Elles allèrent s'asseoir dans leur coin habituel avec leur repas gigantesque et commencèrent à manger en silence, la bouche trop occupée pour pouvoir articuler le moindre mot. Lorsqu'elles attaquèrent les gâteaux, la jeune fille rousse en mangea un, puis offrit le deuxième à son amie, une boule dans la gorge. Son amie prit la pâtisserie avec gratitude et la dévora avec gourmandise, mais une trace de suspicion était née dans ses yeux.

En froissant distraitement le papier craft où était normalement emballé leur déjeuner, Lym prit enfin son courage à deux mains, regardant fixement les traces de chocolat sur ses doigts.

- Sofy... Il faut que je te dise quelque chose.

- Je le savais, soupira son amie. Tu étais bizarre cette semaine. Et puis, tu ne paies jamais mon dessert et tu ne donnerais le tien pour rien au monde ! Vas-y, dis-moi.

- Tu vas t'énerver, la prévint Lym.

- Oui, répondit son amie. À en voir ton air coupable, oui, probablement. Quoi ? Tu as encore fait des trucs explosifs avec du Coca et des Menthos et tu les as mis dans les chiottes ? T'as allumé un feu d'artifice dans mon casier comme en 5ème ? Oh, je sais ! Tu as introduit un chien enragé dans le bureau du proviseur et tu y as enfermé Elliott Franklin, l'élève de 2nde qui n'arrête pas de te draguer.

- J'ai jamais fait ça ! protesta la rousse.

- Non, mais, honnêtement, ça ne m'étonnerait pas de toi.

Lym eut un petit sourire amusé. Sofy leva ses yeux bruns au ciel en jouant avec ses deux nattes blondes.

- Allez, Lym. Vas-y. T'étais pas une Gryffondor, espèce de froussarde ?

Elle prit une profonde inspiration, puis lâcha d'un trait ;

- Je vais changer de lycée.

La videntis vit le visage de son amie se vider de son sang et elle voulut immédiatement effacer ses paroles ; elle se remit prestement à parler pour essayer d'adoucir la brutalité de ses propos, expliquant qu'il s'agissait d'une brillante école d'art, un pensionnat dans un village voisin, que c'était une chance à ne pas rater et qu'elle devait à tout prix la saisir. Chaque mensonge lui transperçait le cœur comme un poignard, retournant le couteau dans la plaie, mais elle savait que la vérité serait rejetée instantanément par le cerveau de son amie caecus.

Lorsqu'elle eut terminé ses explications falsifiées, elle se tut et regarda en silence son amie blême fixer son fondant au chocolat sans le moindre appétit, le regard vide. Elle ne dit rien, semblant lentement réaliser ce que lui avait dit son amie. Lym, qui s'était attendue à des cris ou à se prendre un gâteau dans la figure, était effondrée par le désespoir dans le visage de son amie. C'était en fait encore pire que si elle s'était emportée contre elle.

- Dis quelque chose, supplia-t-elle. N'importe quoi. Crie ou frappe-moi, ou je sais pas, mais reste pas juste là à ne rien dire. S'il te plaît, Sofy...

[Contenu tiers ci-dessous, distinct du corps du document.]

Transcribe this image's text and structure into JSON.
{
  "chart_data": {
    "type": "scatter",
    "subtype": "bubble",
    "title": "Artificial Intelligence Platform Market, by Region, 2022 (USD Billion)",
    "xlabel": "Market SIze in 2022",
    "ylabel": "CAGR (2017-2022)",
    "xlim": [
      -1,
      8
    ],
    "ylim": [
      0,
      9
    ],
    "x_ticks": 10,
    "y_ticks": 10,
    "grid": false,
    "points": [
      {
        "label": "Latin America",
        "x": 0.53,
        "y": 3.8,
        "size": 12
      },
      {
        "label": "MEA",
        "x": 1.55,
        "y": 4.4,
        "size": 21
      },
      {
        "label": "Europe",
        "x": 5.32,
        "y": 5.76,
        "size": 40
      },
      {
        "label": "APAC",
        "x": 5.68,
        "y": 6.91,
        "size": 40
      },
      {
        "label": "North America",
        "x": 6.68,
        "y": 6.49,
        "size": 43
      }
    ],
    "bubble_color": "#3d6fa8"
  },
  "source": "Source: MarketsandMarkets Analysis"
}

Elle n'avait jamais vu Sofia Mason avec une telle mélancolie dans le visage, et cela lui brisa le cœur.

- Tu pars, résuma la jeune fille d'un ton grave.

- Oui... Mais je t'appellerais tous les jours, et on se verra chaque weekend ! Je ne te laisserais pas tomber, Sofy, je...

- Tu pars, répéta-t-elle. Tu pars et tu me laisses ici, où je n'ai aucun autre ami, tu pars et tu m'abandonnes. Comment tu peux faire un truc pareil, Lym ?

- Pardon... balbutia-t-elle.

Elle vit avec stupeur qu'elle pleurait et chassa doucement une larme de la joue de son amie.